The CMS Center for Medicare & Medicaid Innovation (CMMI) continues to launch initiatives to test ways to improve the quality of health care while controlling cost, despite an uncertain fate under the future Trump Administration and Republican-controlled Congress.

Specifically, two new CMMI Beneficiary Engagement and Incentives (BEI) Models seek to promote “shared decision making,” which CMS describes as a process of physician-patient communication and deliberation regarding treatment options in light of best medical evidence, tailored to support the beneficiary’s values and preferences. The first BEI model, the Shared Decision Making Model (SDM Model), will test the use of decision aids and the integration of a structured Four Step shared decision making process into the clinical practice of practitioners participating accountable care organizations (ACOs). The SDM Model will focus on six conditions: stable ischemic heart disease, hip osteoarthritis, knee osteoarthritis, herniated disk and spinal stenosis, clinically localized prostate cancer, and benign prostate hyperplasia. The SDM Model will pay participating ACOs $50 for each SDM service furnished if all required SDM Activities are completed.
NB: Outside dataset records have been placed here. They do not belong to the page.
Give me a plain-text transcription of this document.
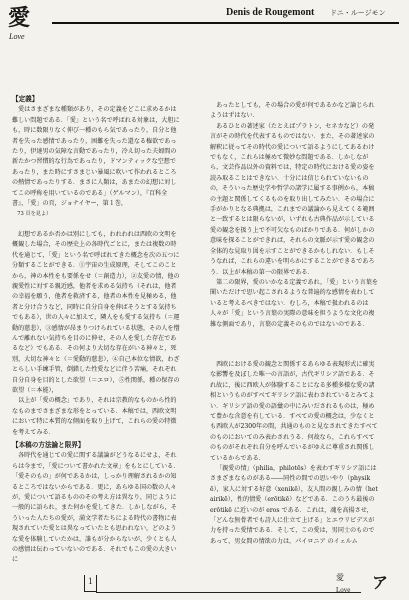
愛
Love
Denis de Rougemont ドニ・ルージモン
【定義】

愛はさまざまな種類があり，その定義をどこに求めるかは難しい問題である．「愛」という名で呼ばれる対象は，大胆にも，時に数限りなく伸び一種のもら気であったり，自分と他者を失った感情であったり，困難を失った還なる権欲であったり，伊達男の気障な言動であったり，冷え切った夫婦間の新たかつ習慣的な行為であったり，ドマンティックな空想であったり，また時にすさまじい暴風に吹いて作われるところの熱情であったりする．まさに人類は，あまたの幻想に対してこの呼称を用いているのである」（ゲルマン），『百科全書』，「愛」の頁，ジョナイヤー，第１巻，

73 頁を見よ）

幻想であるか否かは別にしても，われわれは西欧の文明を概観した場合，その歴史上の各時代ごとに，または複数の時代を通じて，「愛」という名で呼ばれてきた概念を次の五つに分類することができる．①宇宙の生成原理，そしてこのことから，神の本性をも要係をせ（＝創造力），②友愛の情，他の親愛性に対する親近感，他者を求める気持ち（それは，他者の幸福を願う，他者を救済する，他者の本性を見極める，他者と分け合うなど，同時に自分自身を伸ばそうとする気持ちでもある），世の人々に加えて，隣人をも愛する気持ち（＝運動的慈悲），③感情が昂まりつけられている状態，その人を憎んで離れない気持ちを目のに伸せ，その人を愛した存在であるなど）でもある．その何より大切な存在がいる神々と，死別，大切な神々と（＝愛動的慈悲），④自己本位な情欲，わざとらしい手練手管，倒錯した性愛などに伴う苦痛，それぞれ自分自身を目的とした欲望（＝エロ），⑤性関係，種の保存の欲望（＝本能），

以上が「愛の概念」であり，それは宗教的なものから性的なものまでさまざまな形をとっている．本稿では，西欧文明において特に本質的な側面を取り上げて，これらの愛の特徴を考えてみる．

【本稿の方法論と限界】

各時代を通じての愛に関する議論がどうなるにせよ，それらは今まで，「愛について書かれた文章」をもとにしている．「愛そのもの」が何であるかは，しっかり理解されるかの知るところではないからである．更に，あらゆる国の数の人々が，愛について語るもののその考え方は異なり，同じように一般的に語られ，また何かを愛してきた．しかしながら，そういった人たちの愛が，満文学者たちによる時代の書物に表現されていた愛とは異なっていたとも思われない，どのような愛を体験していたかは，誰もが分からないが，少くとも人の感情は伝わっていないのである．それでもこの愛の大きいに

あったとしても，その場合の愛が何であるかなど論じられようはずはない．

あるひとの著述家（たとえばプラトン，セネカなど）の発言がその時代を代表するものではない．また，その著述家の解釈に従ってその時代の愛について語るようにしてあるわけでもなく，これらは極めて微妙な問題である．しかしながら，文芸作品以外の資料では，特定の時代における愛の姿を読み取ることはできない．十分には信じられていないものの，そういった歴史学や哲学の諸学に属する事例から，本稿の主題と関係してくるものを取り出してみたい．その場合に手がかりとなる典拠は，これまでの議論から見えてくる範囲と一致するとは限らないが，いずれも古典作品が示している愛の観念を扱う上で不可欠なものばかりである．何がしかの意味を探ることができれば，それらの文脈が示す愛の観念の全体的な見取り図を示すことができるかもしれない．もしそうなれば，これらの違いを明らかにすることができるであろう．以上が本稿の第一の限界である．

第二の限界，愛のいかなる定義であれ，「愛」という言葉を聞いただけで思い起こされるような普遍的な感情を表わしていると考えるべきではない．むしろ，本稿で扱われるのは人々が「愛」という言葉の実際の意味を担うような文化の複雑な側面であり，言葉の定義そのものではないのである．

西欧における愛の観念と関係するあらゆる表現形式に確実な影響を及ぼした唯一の言語が，古代ギリシア語である．それ故に，後に西欧人が体験することになる多種多様な愛の諸相というものがすべてギリシア語に表わされているとみてよい．ギリシア語の愛の語彙の中にみいだされるものは，極めて豊かな含意を有している．すべての愛の概念は，少なくとも西欧人が2300年の間，共通のものと見なされてきたすべてのものにおいてのみ表わされうる．何故なら，これらすべてのものがそれぞれ自分を呼んでいるがゆえに尊重され関係しているからである．

「親愛の情」（philia，philotēs）を表わすギリシア語には さまざまなものがある――同性の間での思いやり（physikē），家人に対する好意（xenikē），友人間の親しみの情（hetairikē），性的情愛（erōtikē）などである．このうち最後の erōtikē に近いのが eros である．これは，魂を高揚させ，「どんな無骨者でも詩人に仕立て上げる」とエウリピデスが力を持った愛情である．そして，この愛は，男同士のものであって，男女間の情欲の力は，パイロニア のイェルム

1	愛
Love ア
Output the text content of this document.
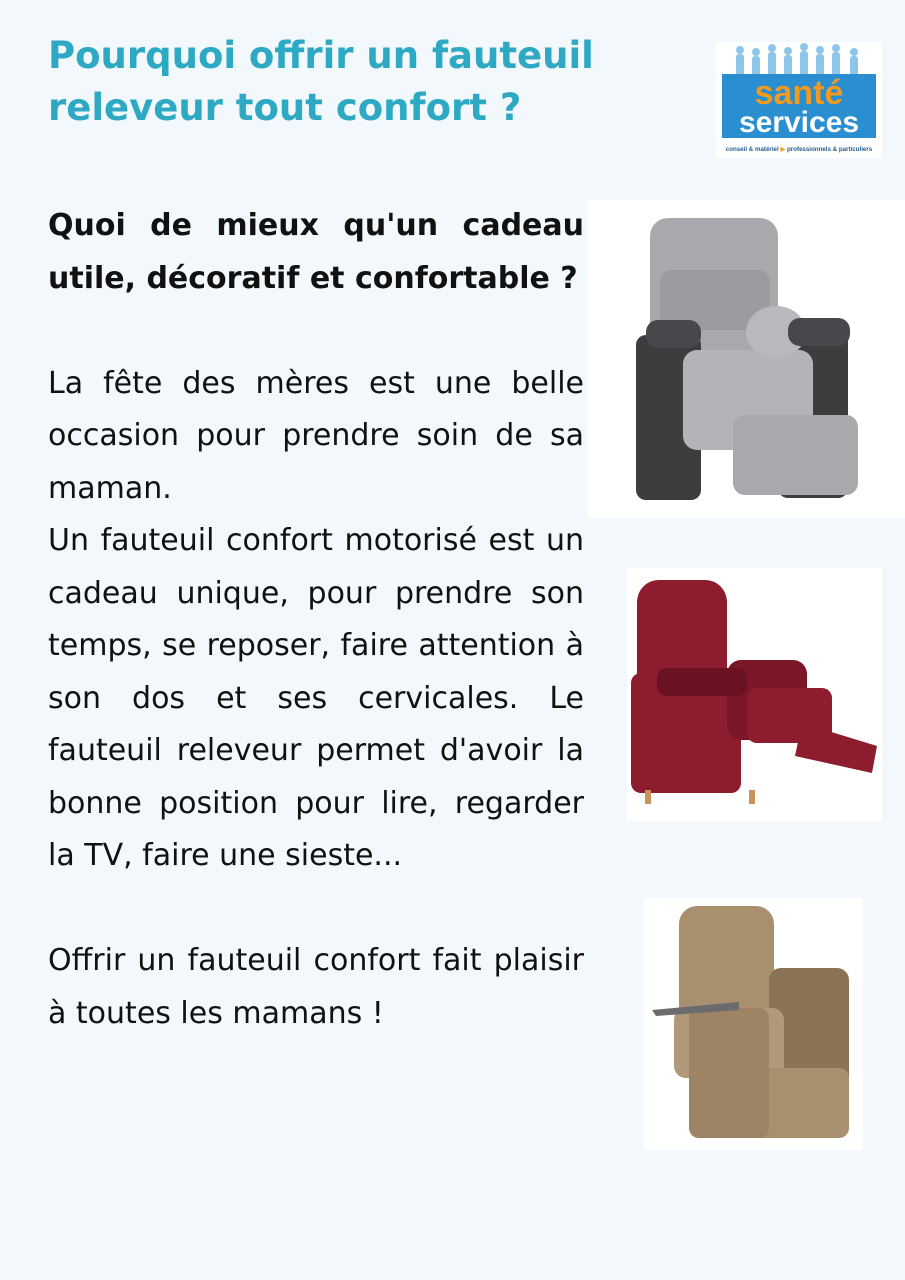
Pourquoi offrir un fauteuil releveur tout confort ?	santé
services
conseil & matériel ▶ professionnels & particuliers

Quoi de mieux qu'un cadeau utile, décoratif et confortable ?

La fête des mères est une belle occasion pour prendre soin de sa maman.

Un fauteuil confort motorisé est un cadeau unique, pour prendre son temps, se reposer, faire attention à son dos et ses cervicales. Le fauteuil releveur permet d'avoir la bonne position pour lire, regarder la TV, faire une sieste...

Offrir un fauteuil confort fait plaisir à toutes les mamans !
In the second BEI model, the Direct Decision Support (DDS) Model, CMS will partner with a maximum of seven Decision Support Organizations (DSOs), organizations that provide health management and decision support services, to test shared decision making provided outside of the clinical delivery system. The DSOs will receive a fixed per beneficiary per month payment for each beneficiary in the geographic region assigned to them. CMS expects the DSOs to provide direct decision support to about 700,000 beneficiaries annually, focusing on the same medical conditions as under the SDM Model.

CMS has also launched a new Medicare-Medicaid ACO Model, under which CMS will partner with up to six states to use ACOs to improve quality of care and lower costs for beneficiaries enrolled in both Medicare and Medicaid (dual-eligible beneficiaries). In these states, new and existing Medicare Shared Savings Program ACOs will have the opportunity to be held accountable for Medicaid costs and quality of care for their assigned Medicare-Medicaid enrollees in addition to Medicare costs and quality. If Medicare-Medicaid ACOs generate Medicare savings, states and the ACO may be eligible to share in those savings. Medicare-Medicaid ACOs that qualify as “Safety-Net ACOs” may receive pre-payment of Medicare shared savings to support investment in their care coordination infrastructure.